Alyce Gilroy, 93, was driving alone down the I-75 near Clarkston, Michigan, when her car broke down. Belatedly, she remembered she had given her cellphone to her 2-year-old great granddaughter to play with and forgot to retrieve it from her. “I’m just here by myself and I don’t know how to handle this. I just started praying,” Gilroy said.
Dozens of cars passed her by, but eventually an African-American man pulled over and approached her cautiously. “He said, ‘I’m not here to hurt you. I’m here to help you,'” Gilroy recalled. After looking over the car, the man determined that the wheel cover on her car had come undone and he pried it off with a crowbar. With Gilroy able to drive once more, he escorted her down the road for a mile to ensure she would be able to make it safely to a mechanic. By the time she waved goodbye, Gilroy said, she realized she hadn’t gotten his name or number. So she sent a letter describing the encounter to the Oakland Press in the hope that it might reach her anonymous benefactor.

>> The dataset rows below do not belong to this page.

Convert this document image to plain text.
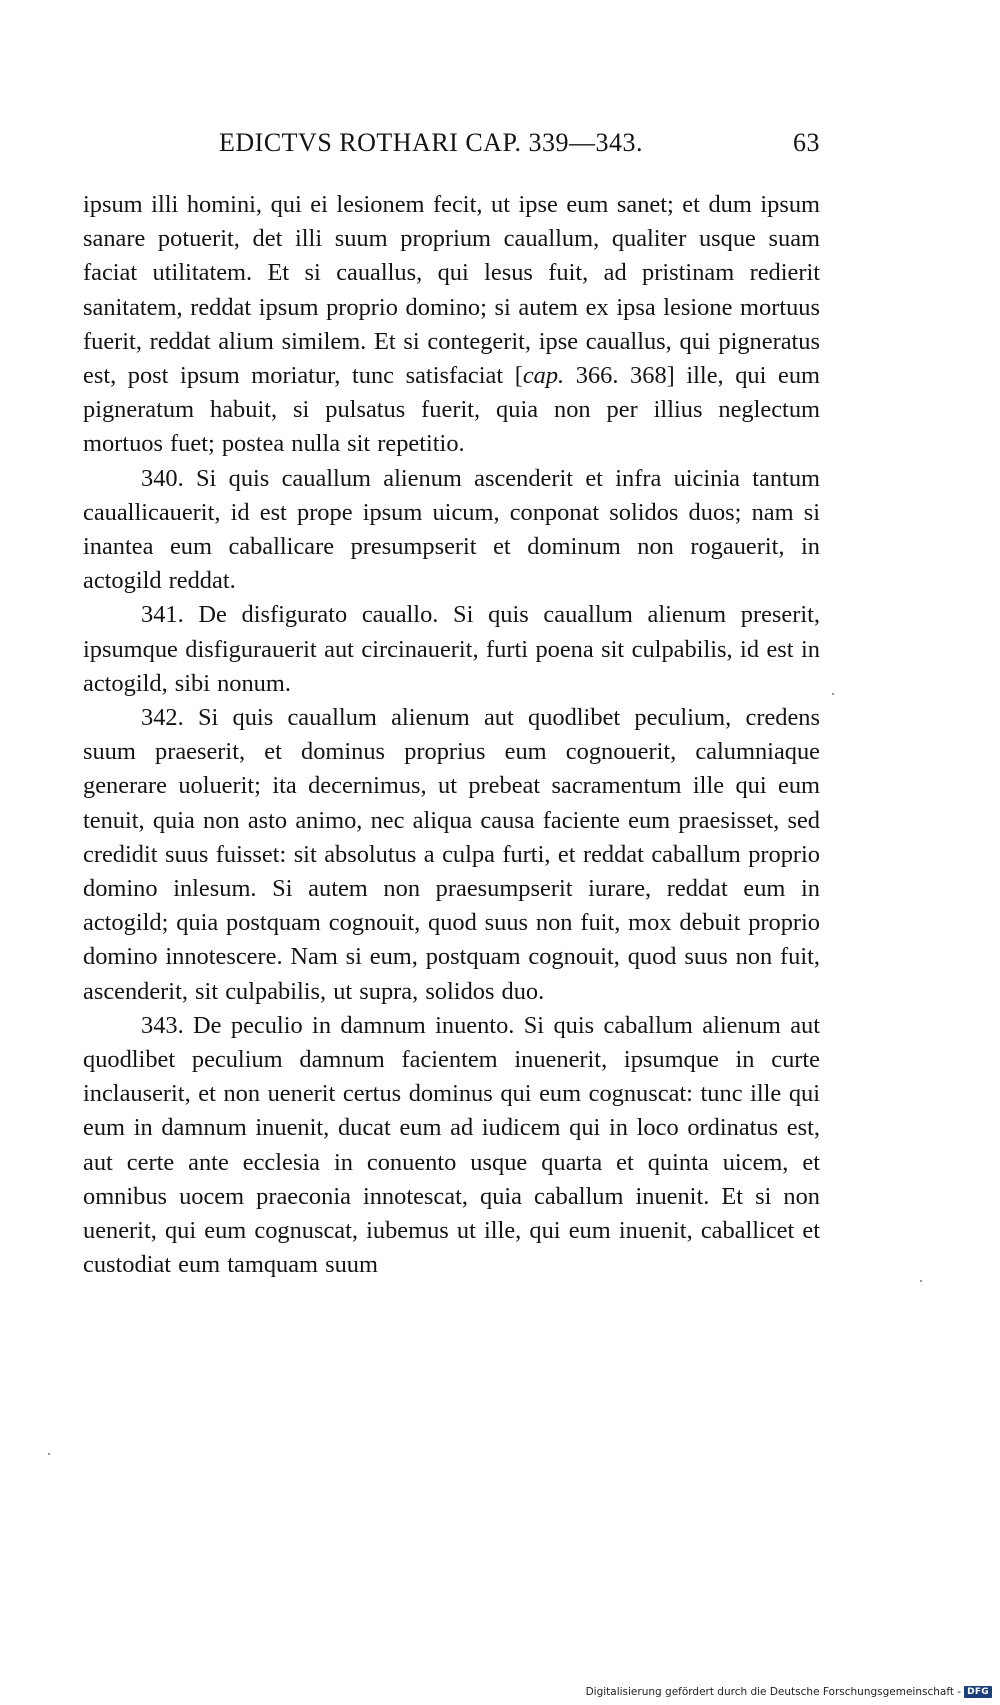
EDICTVS ROTHARI CAP. 339—343.	63

ipsum illi homini, qui ei lesionem fecit, ut ipse eum sanet; et dum ipsum sanare potuerit, det illi suum proprium cauallum, qualiter usque suam faciat utilitatem. Et si cauallus, qui lesus fuit, ad pristinam redierit sanitatem, reddat ipsum proprio domino; si autem ex ipsa lesione mortuus fuerit, reddat alium similem. Et si contegerit, ipse cauallus, qui pigneratus est, post ipsum moriatur, tunc satisfaciat [cap. 366. 368] ille, qui eum pigneratum habuit, si pulsatus fuerit, quia non per illius neglectum mortuos fuet; postea nulla sit repetitio.

340. Si quis cauallum alienum ascenderit et infra uicinia tantum cauallicauerit, id est prope ipsum uicum, conponat solidos duos; nam si inantea eum caballicare presumpserit et dominum non rogauerit, in actogild reddat.

341. De disfigurato cauallo. Si quis cauallum alienum preserit, ipsumque disfigurauerit aut circinauerit, furti poena sit culpabilis, id est in actogild, sibi nonum.

342. Si quis cauallum alienum aut quodlibet peculium, credens suum praeserit, et dominus proprius eum cognouerit, calumniaque generare uoluerit; ita decernimus, ut prebeat sacramentum ille qui eum tenuit, quia non asto animo, nec aliqua causa faciente eum praesisset, sed credidit suus fuisset: sit absolutus a culpa furti, et reddat caballum proprio domino inlesum. Si autem non praesumpserit iurare, reddat eum in actogild; quia postquam cognouit, quod suus non fuit, mox debuit proprio domino innotescere. Nam si eum, postquam cognouit, quod suus non fuit, ascenderit, sit culpabilis, ut supra, solidos duo.

343. De peculio in damnum inuento. Si quis caballum alienum aut quodlibet peculium damnum facientem inuenerit, ipsumque in curte inclauserit, et non uenerit certus dominus qui eum cognuscat: tunc ille qui eum in damnum inuenit, ducat eum ad iudicem qui in loco ordinatus est, aut certe ante ecclesia in conuento usque quarta et quinta uicem, et omnibus uocem praeconia innotescat, quia caballum inuenit. Et si non uenerit, qui eum cognuscat, iubemus ut ille, qui eum inuenit, caballicet et custodiat eum tamquam suum

Digitalisierung gefördert durch die Deutsche Forschungsgemeinschaft - DFG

In her letter, Gilroy explained that at first she didn’t understand why the man felt the need to reassure her that he wasn’t a threat. “Then I remembered reading about the young black men being shot by police and the violence that happened in Dallas,” Gilroy wrote. “Is that why he felt the need to tell me that he was here to help? I smiled at him and said, ‘You look like an angel dropped from heaven to me!’ When I said that, he hugged me.”
Gilroy said that the man’s kindness, and his caution, have stuck with her. “I think it’s so unfair. We’re all created equally. There’s no difference. None,” said Gilroy. “I just want him to know how much it meant to me that he was so kind and so thoughtful.” If the Good Samaritan does manage to contact her, Gilroy added, she intends to reward him with “a tray of [her] much sought-after chocolate chip cookies.”